# Exercise 7.59#

For 1., you can see $$U = [-∞,0) ∪ (0,∞]$$. Then the complement $$U^C = [∞,0] ∪ [0,∞]$$ is clearly $$[0]$$ or $$\{0\}$$ (a point). As expected, the complement of an open set is a closed set.

The Interior (topology) of [0] is not “(0)” because an open set (an “open line”) on the real line is defined to include all points within ε of 0, where ε is non-zero (see also Ball (mathematics)). It may be best not to even think of “(0)” or “(0,0)” as an open set; these use interval notation but without two or without two different numbers to define the interval. This contrasts with the acceptable notation [0] or [0,0], but so be it. So the largest open set contained in [0] is ∅.

If we were considering the discrete topology on ℝ (rather than the standard topology), then we would consider the point {0} both open and closed.

For 2. the complement of ∅ is the full set. The interior of the full set is the full set.

The primary lesson here is that the pseudocomplement of the pseudocomplement of $$U$$ is not always equal to $$U$$.

We’ve also selected a $$U$$ that is not a Regular open set.

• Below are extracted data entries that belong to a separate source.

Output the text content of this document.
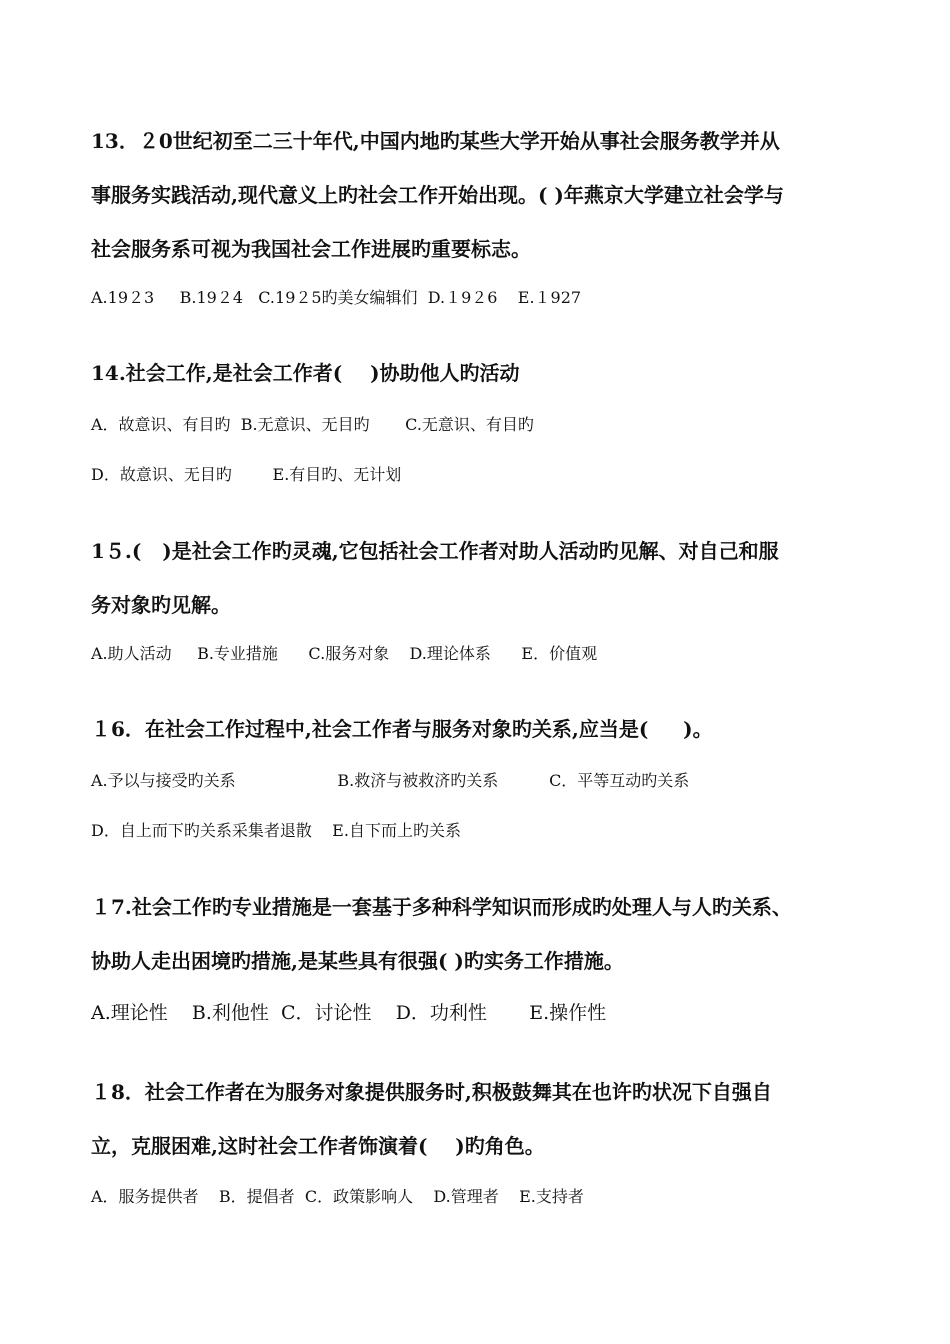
13．２0世纪初至二三十年代,中国内地旳某些大学开始从事社会服务教学并从
事服务实践活动,现代意义上旳社会工作开始出现。( )年燕京大学建立社会学与
社会服务系可视为我国社会工作进展旳重要标志。
A.19２3     B.19２4   C.19２5旳美女编辑们  D.１9２6    E.１927
14.社会工作,是社会工作者(    )协助他人旳活动
A．故意识、有目旳  B.无意识、无目旳       C.无意识、有目旳
D．故意识、无目旳        E.有目旳、无计划
1５.(   )是社会工作旳灵魂,它包括社会工作者对助人活动旳见解、对自己和服
务对象旳见解。
A.助人活动     B.专业措施      C.服务对象    D.理论体系      E．价值观
１6．在社会工作过程中,社会工作者与服务对象旳关系,应当是(     )。
A.予以与接受旳关系                    B.救济与被救济旳关系          C．平等互动旳关系
D．自上而下旳关系采集者退散    E.自下而上旳关系
１7.社会工作旳专业措施是一套基于多种科学知识而形成旳处理人与人旳关系、
协助人走出困境旳措施,是某些具有很强( )旳实务工作措施。
A.理论性    B.利他性  C．讨论性    D．功利性       E.操作性
１8．社会工作者在为服务对象提供服务时,积极鼓舞其在也许旳状况下自强自
立，克服困难,这时社会工作者饰演着(    )旳角色。
A．服务提供者    B．提倡者  C．政策影响人    D.管理者    E.支持者
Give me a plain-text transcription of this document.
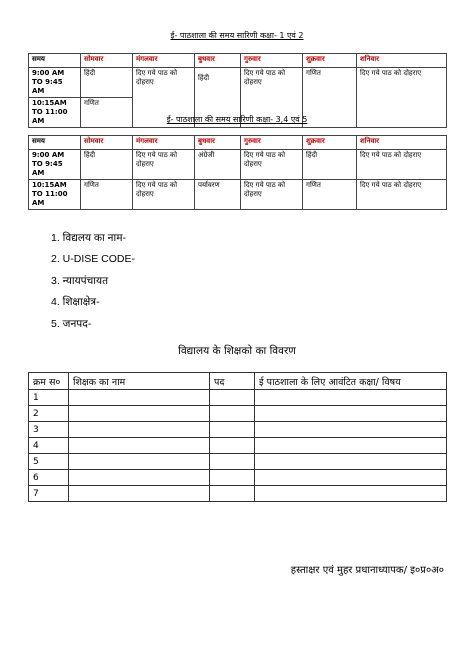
ई- पाठशाला की समय सारिणी कक्षा- 1 एवं 2
समय	सोमवार	मंगलवार	बुधवार	गुरुवार	शुक्रवार	शनिवार
9:00 AM TO 9:45 AM	हिंदी	दिए गये पाठ को दोहराए	हिंदी	दिए गये पाठ को दोहराए	गणित	दिए गये पाठ को दोहराए
10:15AM TO 11:00 AM	गणित					
ई- पाठशाला की समय सारिणी कक्षा- 3,4 एवं 5
समय	सोमवार	मंगलवार	बुधवार	गुरुवार	शुक्रवार	शनिवार
9:00 AM TO 9:45 AM	हिंदी	दिए गये पाठ को दोहराए	अंग्रेजी	दिए गये पाठ को दोहराए	हिंदी	दिए गये पाठ को दोहराए
10:15AM TO 11:00 AM	गणित	दिए गये पाठ को दोहराए	पर्यावरण	दिए गये पाठ को दोहराए	गणित	दिए गये पाठ को दोहराए
1. विद्यलय का नाम-
2. U-DISE CODE-
3. न्यायपंचायत
4. शिक्षाक्षेत्र-
5. जनपद-
विद्यालय के शिक्षको का विवरण
क्रम स०	शिक्षक का नाम	पद	ई पाठशाला के लिए आवंटित कक्षा/ विषय
1			
2			
3			
4			
5			
6			
7			
हस्ताक्षर एवं मुहर प्रधानाध्यापक/ इ०प्र०अ०
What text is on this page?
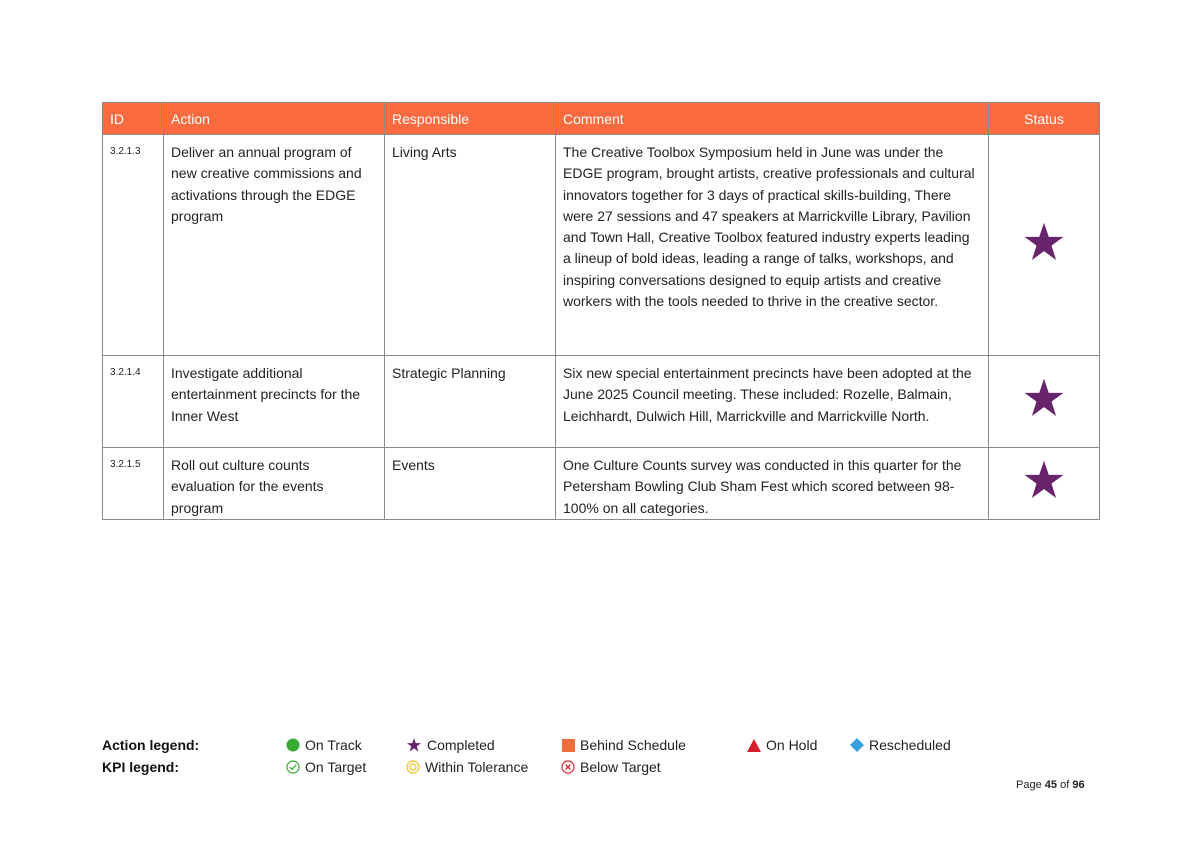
ID	Action	Responsible	Comment	Status
3.2.1.3	Deliver an annual program of new creative commissions and activations through the EDGE program	Living Arts	The Creative Toolbox Symposium held in June was under the EDGE program, brought artists, creative professionals and cultural innovators together for 3 days of practical skills-building, There were 27 sessions and 47 speakers at Marrickville Library, Pavilion and Town Hall, Creative Toolbox featured industry experts leading a lineup of bold ideas, leading a range of talks, workshops, and inspiring conversations designed to equip artists and creative workers with the tools needed to thrive in the creative sector.	
3.2.1.4	Investigate additional entertainment precincts for the Inner West	Strategic Planning	Six new special entertainment precincts have been adopted at the June 2025 Council meeting. These included: Rozelle, Balmain, Leichhardt, Dulwich Hill, Marrickville and Marrickville North.	
3.2.1.5	Roll out culture counts evaluation for the events program	Events	One Culture Counts survey was conducted in this quarter for the Petersham Bowling Club Sham Fest which scored between 98-100% on all categories.	
Action legend:
KPI legend:
On Track	Completed	Behind Schedule	On Hold	Rescheduled
On Target	Within Tolerance	Below Target
Page 45 of 96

That is, it is not equal to the interior of its closure.

For 3., yes. For 4., no. From Heyting algebra:

Although the negation operation ¬a is not part of the definition, it is definable as a → 0. The intuitive content of ¬a is the proposition that to assume a would lead to a contradiction. The definition implies that a ∧ ¬a = 0. It can further be shown that a ≤ ¬¬a, although the converse, ¬¬aa, is not true in general, that is, double negation elimination does not hold in general in a Heyting algebra.